Nach der tödlichen Massenpanik beim texanischen Astroworld-Festival trifft eine Klagewelle unter anderem die Rapper Travis Scott und Drake. Derweil befinden sich zwei der verletzten Opfer noch in kritischem Zustand - darunter auch ein Neunjähriger.

Knapp eine Woche nach der tödlichen Massenpanik beim Festival Astroworld in Houston, Texas, wird die Klagewelle gegen die Konzertfirma und Mitorganisatoren immer größer. Mindestens 58 Klagen seien bislang eingereicht worden, wie unter anderem CNN berichtet. Acht Menschen hatten bei der Tragödie ihr Leben verloren, mindestens 25 wurden verletzt. Bereits am Montag war bekannt geworden, dass erste Klagen zu den Vorfällen eingereicht wurden, unter anderem auch gegen die beiden Rapper Travis Scott und Drake. Scott selbst war Mitorganisator des Festivals, Drake trat als Gast beim Konzert auf.

Derweil befinden sich zwei der verletzten Opfer laut Polizei noch in kritischem Zustand. Darunter sei auch ein neunjähriger Junge. Aufgrund starker Schwellungen am Gehirn und einer mehrfachen Organschädigung, habe das Kind in ein künstliches Koma versetzt werden müssen, wie unter anderem der "Rolling Stone" berichtet. Demnach soll der Junge beim Konzert auf den Schultern seines Vaters gesessen haben. Der Druck der Masse habe die beiden dann getrennt.

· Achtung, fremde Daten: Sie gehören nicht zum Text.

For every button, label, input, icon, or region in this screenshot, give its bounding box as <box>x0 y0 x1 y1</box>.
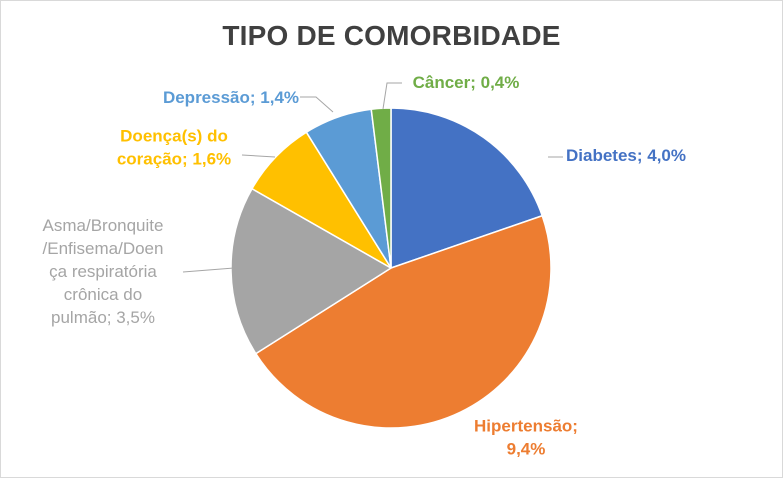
data-label-line: coração; 1,6% <box>117 150 231 169</box>
data-label-line: Diabetes; 4,0% <box>566 146 686 165</box>
chart-title: TIPO DE COMORBIDADE <box>222 20 561 51</box>
data-label-line: Asma/Bronquite <box>43 216 164 235</box>
data-label-line: Depressão; 1,4% <box>163 88 299 107</box>
leader-line-4 <box>300 96 334 113</box>
data-label-4: Depressão; 1,4% <box>163 88 299 107</box>
data-label-line: ça respiratória <box>49 262 157 281</box>
pie-slice-0 <box>390 107 544 270</box>
data-label-0: Diabetes; 4,0% <box>566 146 686 165</box>
pie-slice-1 <box>254 214 552 429</box>
data-label-line: /Enfisema/Doen <box>43 239 164 258</box>
data-label-line: 9,4% <box>507 440 546 459</box>
data-label-2: Asma/Bronquite/Enfisema/Doen ça respirató… <box>43 216 164 327</box>
data-label-line: Câncer; 0,4% <box>413 73 520 92</box>
data-label-5: Câncer; 0,4% <box>413 73 520 92</box>
leader-line-3 <box>241 154 276 158</box>
leader-line-2 <box>182 267 235 273</box>
data-label-line: Hipertensão; <box>474 417 578 436</box>
data-label-line: Doença(s) do <box>120 127 228 146</box>
data-label-line: crônica do <box>64 285 142 304</box>
data-label-1: Hipertensão; 9,4% <box>474 417 578 459</box>
leader-line-5 <box>382 82 402 110</box>
data-label-line: pulmão; 3,5% <box>51 308 155 327</box>
data-label-3: Doença(s) do coração; 1,6% <box>117 127 231 169</box>
pie-slice-5 <box>370 107 392 269</box>
pie-slice-2 <box>230 187 393 355</box>
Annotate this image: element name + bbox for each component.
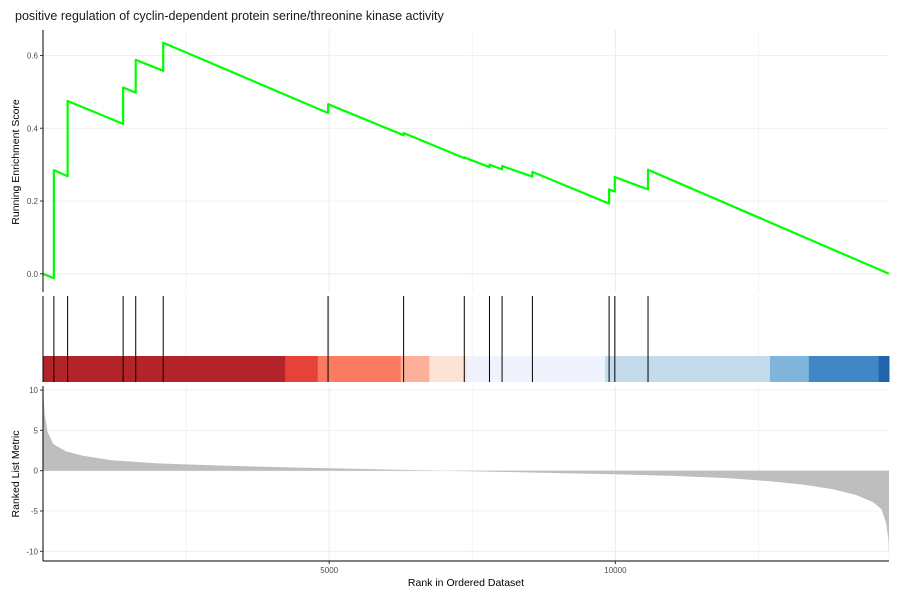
rank-y-tick-label: -10	[26, 547, 38, 556]
rank-color-segment	[43, 356, 286, 382]
ranked-metric-area	[43, 388, 889, 558]
ranked-metric-panel	[43, 388, 889, 558]
x-tick-label: 10000	[604, 566, 627, 575]
rank-y-tick-label: 10	[29, 386, 38, 395]
rank-y-tick-label: -5	[31, 507, 39, 516]
es-y-axis-label: Running Enrichment Score	[10, 99, 22, 225]
rank-y-tick-label: 5	[34, 426, 39, 435]
rank-color-segment	[429, 356, 468, 382]
rank-color-segment	[605, 356, 771, 382]
rank-color-segment	[400, 356, 430, 382]
axes: 0.0 0.2 0.4 0.6 10 5 0 -5 -10 5000 10000	[26, 30, 889, 575]
chart-title: positive regulation of cyclin-dependent …	[15, 9, 444, 23]
rank-color-segment	[878, 356, 890, 382]
es-y-tick-label: 0.2	[27, 197, 39, 206]
enrichment-score-panel	[42, 41, 890, 280]
rank-color-segment	[317, 356, 402, 382]
rank-color-segment	[769, 356, 810, 382]
rank-color-segment	[808, 356, 880, 382]
es-y-tick-label: 0.4	[27, 124, 39, 133]
enrichment-score-line	[42, 41, 890, 280]
x-axis-label: Rank in Ordered Dataset	[408, 577, 524, 589]
gene-hit-panel	[43, 296, 890, 382]
rank-color-segment	[466, 356, 606, 382]
grid-lines	[43, 30, 889, 561]
rank-y-tick-label: 0	[34, 467, 39, 476]
rank-y-axis-label: Ranked List Metric	[10, 431, 22, 518]
rank-color-segment	[285, 356, 319, 382]
x-tick-label: 5000	[320, 566, 338, 575]
es-y-tick-label: 0.0	[27, 270, 39, 279]
es-y-tick-label: 0.6	[27, 51, 39, 60]
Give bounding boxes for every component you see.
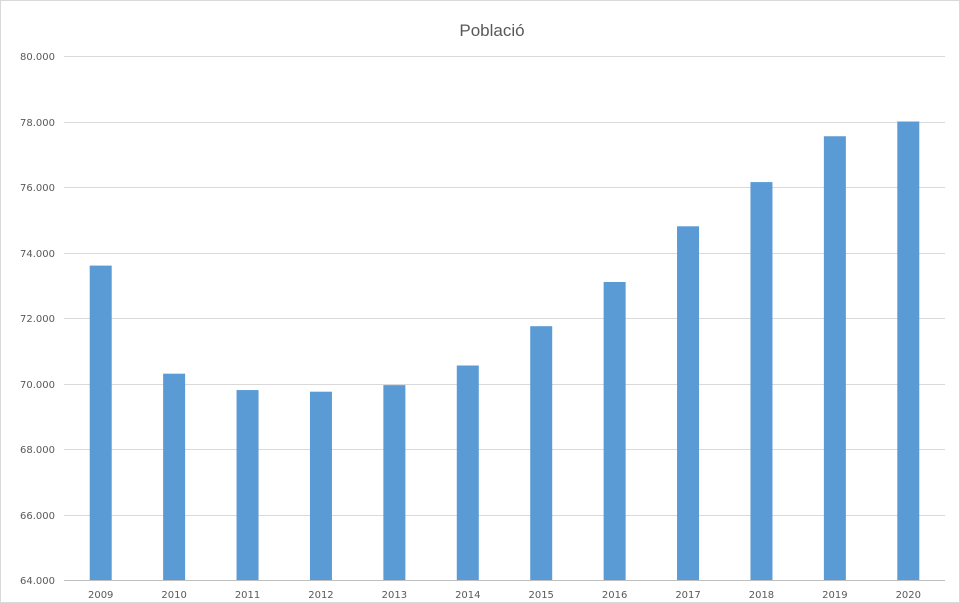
x-tick-label: 2014 (455, 590, 480, 601)
x-tick-label: 2020 (896, 590, 921, 601)
bar-2010 (163, 373, 186, 580)
x-tick-label: 2012 (308, 590, 333, 601)
bar-2011 (236, 390, 259, 580)
bars (89, 121, 920, 581)
bar-2018 (750, 182, 773, 580)
bar-2015 (530, 326, 553, 580)
y-tick-label: 78.000 (20, 118, 55, 129)
x-tick-label: 2018 (749, 590, 774, 601)
x-axis: 2009 2010 2011 2012 2013 2014 2015 2016 2017 2018… (88, 590, 921, 601)
y-tick-label: 72.000 (20, 314, 55, 325)
y-tick-label: 68.000 (20, 445, 55, 456)
x-tick-label: 2009 (88, 590, 113, 601)
x-tick-label: 2010 (161, 590, 186, 601)
bar-2017 (677, 226, 700, 581)
y-tick-label: 76.000 (20, 183, 55, 194)
chart-title: Població (459, 21, 525, 40)
y-tick-label: 70.000 (20, 380, 55, 391)
bar-2013 (383, 385, 406, 580)
y-axis: 64.000 66.000 68.000 70.000 72.000 74.000 76.0… (20, 52, 55, 587)
x-tick-label: 2017 (675, 590, 700, 601)
x-tick-label: 2019 (822, 590, 847, 601)
y-tick-label: 66.000 (20, 511, 55, 522)
bar-2020 (897, 121, 920, 580)
bar-2019 (823, 136, 846, 581)
x-tick-label: 2016 (602, 590, 627, 601)
x-tick-label: 2015 (528, 590, 553, 601)
bar-2012 (309, 391, 332, 580)
x-tick-label: 2011 (235, 590, 260, 601)
y-tick-label: 80.000 (20, 52, 55, 63)
bar-2014 (456, 365, 479, 580)
y-tick-label: 74.000 (20, 249, 55, 260)
bar-2016 (603, 281, 626, 580)
gridlines (64, 56, 945, 581)
bar-2009 (89, 265, 112, 580)
x-tick-label: 2013 (382, 590, 407, 601)
y-tick-label: 64.000 (20, 576, 55, 587)
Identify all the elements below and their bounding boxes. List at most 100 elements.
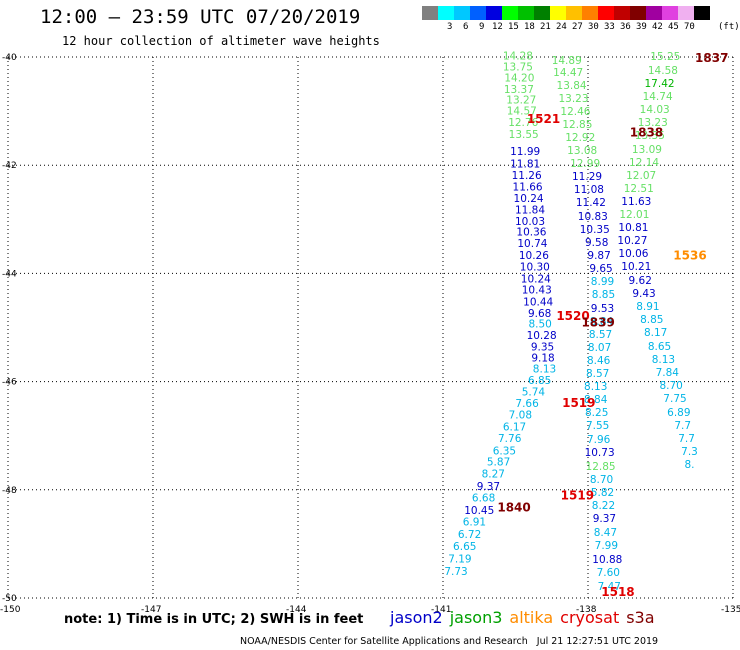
swh-value: 10.43 [522,285,552,297]
swh-value: 12.85 [562,119,592,131]
swh-value: 7.60 [597,567,620,579]
swh-value: 7.55 [586,420,609,432]
color-scale-labels: 3 6 9 12 15 18 21 24 27 30 33 36 39 42 45 70 [422,22,740,36]
legend-item-jason3: jason3 [449,608,503,627]
swh-value: 7.99 [595,540,618,552]
swh-value: 10.36 [516,227,546,239]
color-swatch [566,6,582,20]
swh-value: 10.83 [578,211,608,223]
footer-credit: NOAA/NESDIS Center for Satellite Applica… [240,636,659,647]
swh-value: 13.37 [504,84,534,96]
swh-value: 9.37 [593,513,616,525]
swh-value: 6.85 [528,375,551,387]
color-scale-label: 27 [572,22,583,32]
swh-value: 10.28 [527,330,557,342]
swh-value: 9.68 [528,308,551,320]
color-scale-label: 39 [636,22,647,32]
swh-value: 7.3 [681,446,698,458]
swh-value: 12.46 [560,106,590,118]
time-label: 1837 [695,51,728,65]
time-label: 1536 [673,248,706,262]
swh-value: 8.25 [585,407,608,419]
color-swatch [550,6,566,20]
swh-value: 14.74 [643,91,673,103]
y-tick-label: -50 [2,594,17,604]
swh-value: 14.28 [503,50,533,62]
swh-value: 7.96 [587,434,611,446]
swh-value: 8.07 [588,342,611,354]
swh-value: 8.50 [528,319,551,331]
swh-value: 6.68 [472,492,495,504]
swh-value: 8.85 [592,289,615,301]
swh-value: 8.65 [648,341,671,353]
color-scale-label: 70 [684,22,695,32]
swh-value: 8.99 [591,276,614,288]
color-swatch [694,6,710,20]
color-swatch [454,6,470,20]
swh-value: 14.57 [507,106,537,118]
swh-value: 9.58 [585,237,608,249]
y-tick-label: -40 [2,53,17,63]
color-swatch [534,6,550,20]
swh-value: 7.76 [498,433,522,445]
y-tick-label: -46 [2,378,17,388]
swh-value: 10.88 [592,554,622,566]
swh-value: 11.81 [510,159,540,171]
swh-value: 8.84 [584,394,608,406]
swh-value: 8.22 [592,500,615,512]
swh-value: 13.35 [635,130,665,142]
swh-value: 13.08 [567,145,597,157]
swh-value: 11.84 [515,205,545,217]
swh-value: 8.70 [659,380,682,392]
color-scale-label: 33 [604,22,615,32]
swh-value: 12.01 [619,209,649,221]
swh-value: 8. [684,459,694,471]
swh-value: 11.66 [513,181,543,193]
swh-value: 14.47 [553,67,583,79]
swh-value: 10.27 [617,235,647,247]
color-swatch [630,6,646,20]
swh-value: 6.72 [458,529,481,541]
swh-value: 7.84 [656,367,680,379]
swh-value: 10.24 [521,273,551,285]
swh-value: 10.24 [514,193,544,205]
swh-value: 8.13 [533,364,556,376]
time-label: 1838 [630,126,663,140]
swh-value: 5.87 [487,457,510,469]
color-swatch [486,6,502,20]
color-scale-unit: (ft) [718,22,740,32]
color-scale-label: 3 [447,22,453,32]
swh-value: 10.30 [520,261,550,273]
color-swatch [678,6,694,20]
swh-value: 10.73 [585,447,615,459]
swh-value: 10.03 [515,216,545,228]
color-swatch [614,6,630,20]
swh-value: 11.63 [621,196,651,208]
color-scale: 3 6 9 12 15 18 21 24 27 30 33 36 39 42 45 70 [422,6,710,32]
time-label: 1519 [562,396,595,410]
color-swatch [582,6,598,20]
color-swatch [422,6,438,20]
swh-value: 11.42 [576,197,606,209]
color-scale-label: 36 [620,22,631,32]
time-label: 1839 [581,316,614,330]
swh-value: 14.03 [640,104,670,116]
color-scale-label: 21 [540,22,551,32]
x-tick-label: -150 [0,605,21,615]
time-label: 1521 [527,112,560,126]
color-scale-label: 12 [492,22,503,32]
swh-value: 10.74 [517,238,547,250]
swh-value: 8.46 [587,355,611,367]
color-swatch [502,6,518,20]
x-tick-label: -135 [721,605,740,615]
swh-value: 7.7 [674,420,691,432]
swh-value: 9.18 [531,352,554,364]
swh-value: 7.66 [515,398,539,410]
time-label: 1518 [601,585,634,599]
swh-value: 13.75 [503,62,533,74]
swh-value: 9.62 [629,275,652,287]
y-tick-label: -42 [2,161,17,171]
color-scale-label: 45 [668,22,679,32]
swh-value: 6.89 [667,407,690,419]
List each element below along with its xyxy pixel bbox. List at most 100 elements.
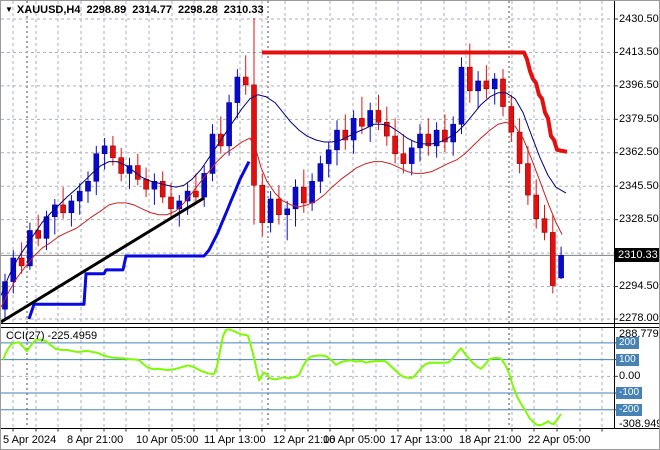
candle-bearish: [18, 257, 25, 267]
ma-fast-line: [1, 92, 567, 296]
price-axis-label: 2413.50: [619, 45, 659, 58]
time-axis-label: 17 Apr 13:00: [390, 434, 453, 446]
price-axis-label: 2396.50: [619, 79, 659, 92]
trend-steps-up-line: [27, 160, 251, 320]
candle-bearish: [533, 194, 540, 219]
ma-slow-line: [1, 121, 563, 308]
candle-bearish: [168, 196, 174, 210]
candle-bearish: [159, 180, 166, 198]
ohlc-low: 2298.28: [178, 4, 218, 16]
candle-bullish: [317, 163, 324, 182]
candle-bearish: [525, 163, 531, 196]
candle-bearish: [516, 131, 523, 164]
candle-bearish: [400, 153, 407, 164]
cci-level-badge: -100: [616, 387, 643, 400]
time-axis-label: 10 Apr 05:00: [136, 434, 199, 446]
candle-bearish: [541, 218, 548, 233]
price-axis-label: 2430.50: [619, 12, 659, 25]
price-axis-label: 2294.50: [619, 280, 659, 293]
cci-axis-label: -308.9494: [619, 418, 659, 430]
candle-bearish: [110, 145, 116, 158]
candle-bullish: [85, 180, 91, 192]
cci-axis-label: 0.00: [619, 369, 641, 382]
current-price-badge: 2310.33: [615, 248, 659, 263]
candle-bullish: [417, 133, 423, 149]
candle-bullish: [325, 149, 332, 164]
candle-bearish: [342, 129, 349, 141]
candle-bearish: [143, 179, 149, 190]
candle-bullish: [475, 80, 481, 92]
candle-bearish: [193, 190, 199, 198]
candle-bullish: [458, 66, 465, 125]
candle-bearish: [35, 230, 42, 239]
candle-bullish: [43, 216, 50, 239]
candle-bullish: [201, 173, 207, 198]
time-axis-label: 8 Apr 21:00: [67, 434, 124, 446]
candle-bullish: [234, 76, 241, 103]
candle-bearish: [359, 118, 365, 127]
candle-bullish: [309, 180, 315, 204]
cci-panel: [1, 328, 614, 427]
candle-bearish: [375, 110, 382, 123]
candle-bearish: [383, 121, 390, 137]
cci-level-badge: 200: [616, 336, 639, 349]
ohlc-open: 2298.89: [86, 4, 127, 16]
cci-axis-label: 288.7799: [619, 328, 659, 340]
candle-bullish: [284, 208, 291, 216]
candle-bullish: [367, 110, 374, 127]
candle-bearish: [259, 184, 266, 223]
price-axis-label: 2328.50: [619, 213, 659, 226]
trendline: [1, 196, 205, 323]
time-axis-label: 5 Apr 2024: [3, 434, 57, 446]
candle-bullish: [209, 133, 216, 174]
candle-bullish: [292, 186, 299, 210]
candle-bullish: [558, 255, 564, 279]
candle-bullish: [76, 190, 83, 202]
candle-bearish: [425, 133, 432, 147]
symbol-period-label: XAUUSD,H4: [16, 4, 81, 16]
cci-line: [2, 328, 562, 427]
cci-level-badge: -200: [616, 403, 643, 416]
candle-bearish: [508, 106, 515, 133]
candle-bearish: [118, 157, 124, 174]
candle-bearish: [483, 80, 490, 90]
candle-bullish: [68, 200, 75, 214]
trend-steps-down-line: [262, 50, 568, 154]
symbol-dropdown-icon[interactable]: ▼: [5, 5, 13, 14]
candle-bearish: [60, 204, 66, 214]
chart-title: ▼ XAUUSD,H4 2298.89 2314.77 2298.28 2310.33: [5, 4, 264, 16]
time-axis-label: 22 Apr 05:00: [528, 434, 591, 446]
candle-bullish: [101, 145, 108, 155]
candle-bullish: [433, 129, 440, 147]
candle-bullish: [151, 180, 158, 190]
candle-bullish: [408, 147, 415, 164]
candle-bullish: [267, 198, 274, 223]
cci-level-badge: 100: [616, 353, 639, 366]
price-axis-label: 2345.50: [619, 179, 659, 192]
candle-bearish: [466, 66, 473, 92]
candle-bullish: [491, 78, 498, 90]
time-axis-label: 18 Apr 21:00: [459, 434, 522, 446]
main-panel: [1, 18, 614, 323]
candle-bearish: [300, 186, 307, 204]
time-axis-label: 12 Apr 21:00: [273, 434, 336, 446]
candle-bearish: [242, 76, 249, 86]
time-axis-label: 11 Apr 13:00: [204, 434, 266, 446]
candle-bearish: [276, 198, 282, 216]
candle-bearish: [442, 129, 448, 143]
ohlc-high: 2314.77: [132, 4, 173, 16]
candle-bullish: [27, 230, 33, 267]
candle-bearish: [251, 84, 257, 186]
price-axis-label: 2362.50: [619, 146, 659, 159]
cci-indicator-label: CCI(27) -225.4959: [6, 330, 98, 342]
ohlc-close: 2310.33: [223, 4, 264, 16]
candle-bearish: [549, 232, 556, 286]
candle-bearish: [392, 135, 398, 155]
candle-bullish: [350, 118, 357, 141]
time-axis-label: 16 Apr 05:00: [323, 434, 386, 446]
price-axis-label: 2278.00: [619, 312, 659, 325]
candle-bullish: [10, 257, 17, 282]
price-axis-label: 2379.50: [619, 112, 659, 125]
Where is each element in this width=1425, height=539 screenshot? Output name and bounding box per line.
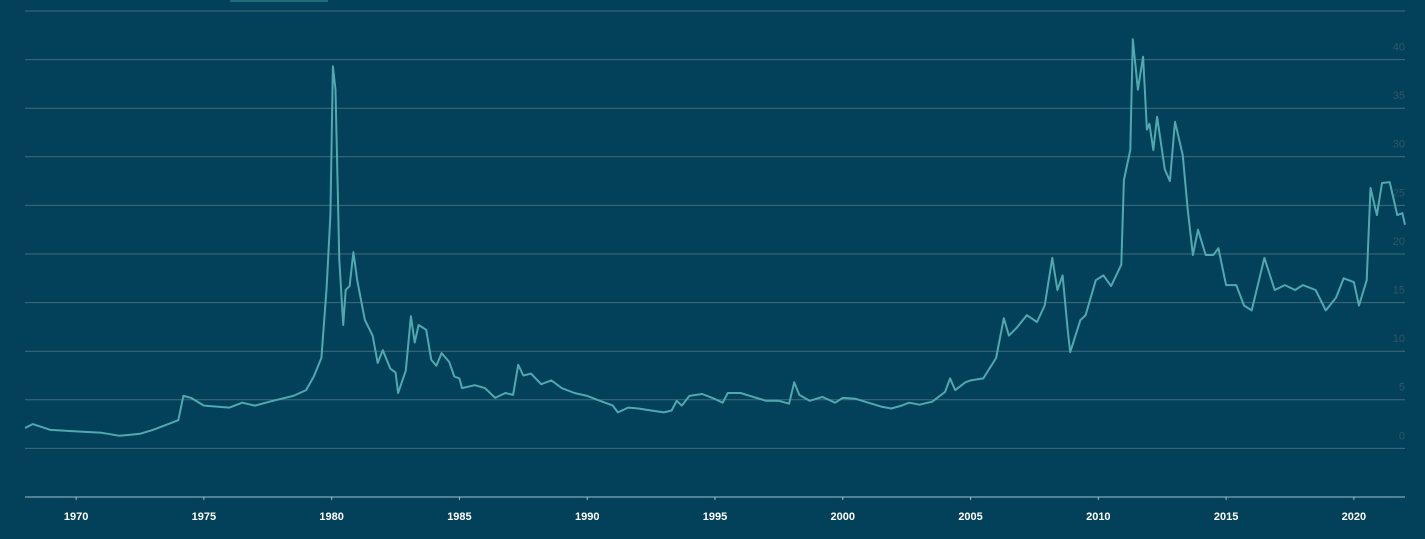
y-tick-label: 5 [1399,382,1405,394]
x-tick-label: 2005 [958,511,982,523]
x-tick-label: 2000 [831,511,855,523]
y-tick-label: 25 [1393,187,1405,199]
x-tick-label: 2015 [1214,511,1238,523]
y-tick-label: 15 [1393,285,1405,297]
x-tick-label: 1975 [192,511,216,523]
x-tick-label: 2010 [1086,511,1110,523]
top-accent [230,0,328,2]
x-tick-label: 1990 [575,511,599,523]
x-tick-label: 1995 [703,511,727,523]
y-tick-label: 40 [1393,42,1405,54]
y-tick-label: 35 [1393,90,1405,102]
x-tick-label: 1985 [447,511,471,523]
y-tick-label: 30 [1393,139,1405,151]
y-tick-label: 0 [1399,430,1405,442]
x-tick-label: 1980 [319,511,343,523]
y-tick-label: 10 [1393,333,1405,345]
x-tick-label: 2020 [1342,511,1366,523]
x-tick-label: 1970 [64,511,88,523]
price-line [24,38,1406,437]
y-tick-label: 20 [1393,236,1405,248]
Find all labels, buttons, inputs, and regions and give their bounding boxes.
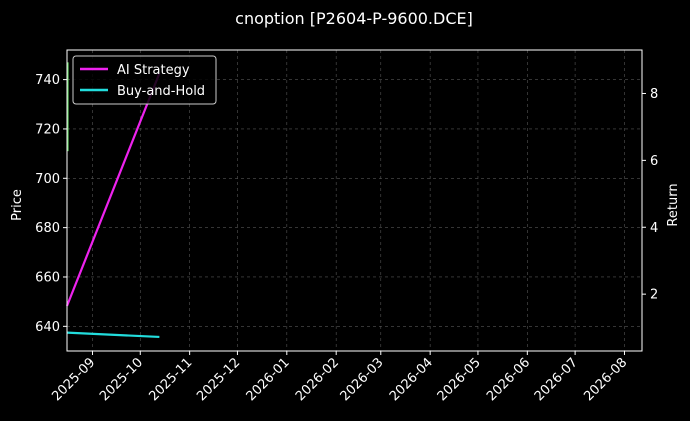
legend-box xyxy=(72,55,217,105)
chart-title: cnoption [P2604-P-9600.DCE] xyxy=(235,9,473,28)
y-tick-label-left: 660 xyxy=(35,270,60,285)
legend-label-ai-strategy: AI Strategy xyxy=(117,63,190,78)
y-tick-label-right: 6 xyxy=(650,154,658,169)
y-tick-label-left: 740 xyxy=(35,73,60,88)
plot-frame xyxy=(66,49,643,352)
series-line-buy-and-hold xyxy=(66,331,160,339)
series-layer xyxy=(65,62,161,339)
y-axis-label-left: Price xyxy=(10,189,25,221)
y-axis-left: 640 660 680 700 720 740 xyxy=(35,73,67,335)
y-tick-label-right: 8 xyxy=(650,87,658,102)
y-tick-label-left: 640 xyxy=(35,320,60,335)
series-line-ai-strategy xyxy=(65,73,161,307)
y-axis-right: 2 4 6 8 xyxy=(642,87,658,303)
y-tick-label-left: 680 xyxy=(35,221,60,236)
legend: AI Strategy Buy-and-Hold xyxy=(72,55,217,105)
y-tick-label-left: 700 xyxy=(35,172,60,187)
y-axis-label-right: Return xyxy=(666,183,681,226)
y-tick-label-right: 2 xyxy=(650,288,658,303)
legend-label-buy-and-hold: Buy-and-Hold xyxy=(117,84,205,99)
y-tick-label-right: 4 xyxy=(650,221,658,236)
y-tick-label-left: 720 xyxy=(35,122,60,137)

Travis Scott und Drake fuhren mit der Show fort

Nach Zeugenaussagen in amerikanischen Medien war die Menge beim Auftritt von Travis Scott auf die Bühne zu gedrängt, weshalb einige Festivalbesucher Probleme hatten, zu atmen. Der HipHop-Künstler und sein Gast Drake fuhren selbst mit der Show fort, als bereits ein Krankenwagen ins Publikum fuhr, um den Konzertbesuchern zu helfen, die in Not geraten waren. Rapper Travis Scott hatte nach Berichten des US-Portals TMZ mitgeteilt, dass er die Kosten für die Beerdigungen der acht Todesopfer übernehmen und deren Angehörige auch darüber hinaus finanziell unterstützen werde. Bereits vor dem Konzert hatte die Polizei Sicherheitsbedenken geäußert, wie es hieß.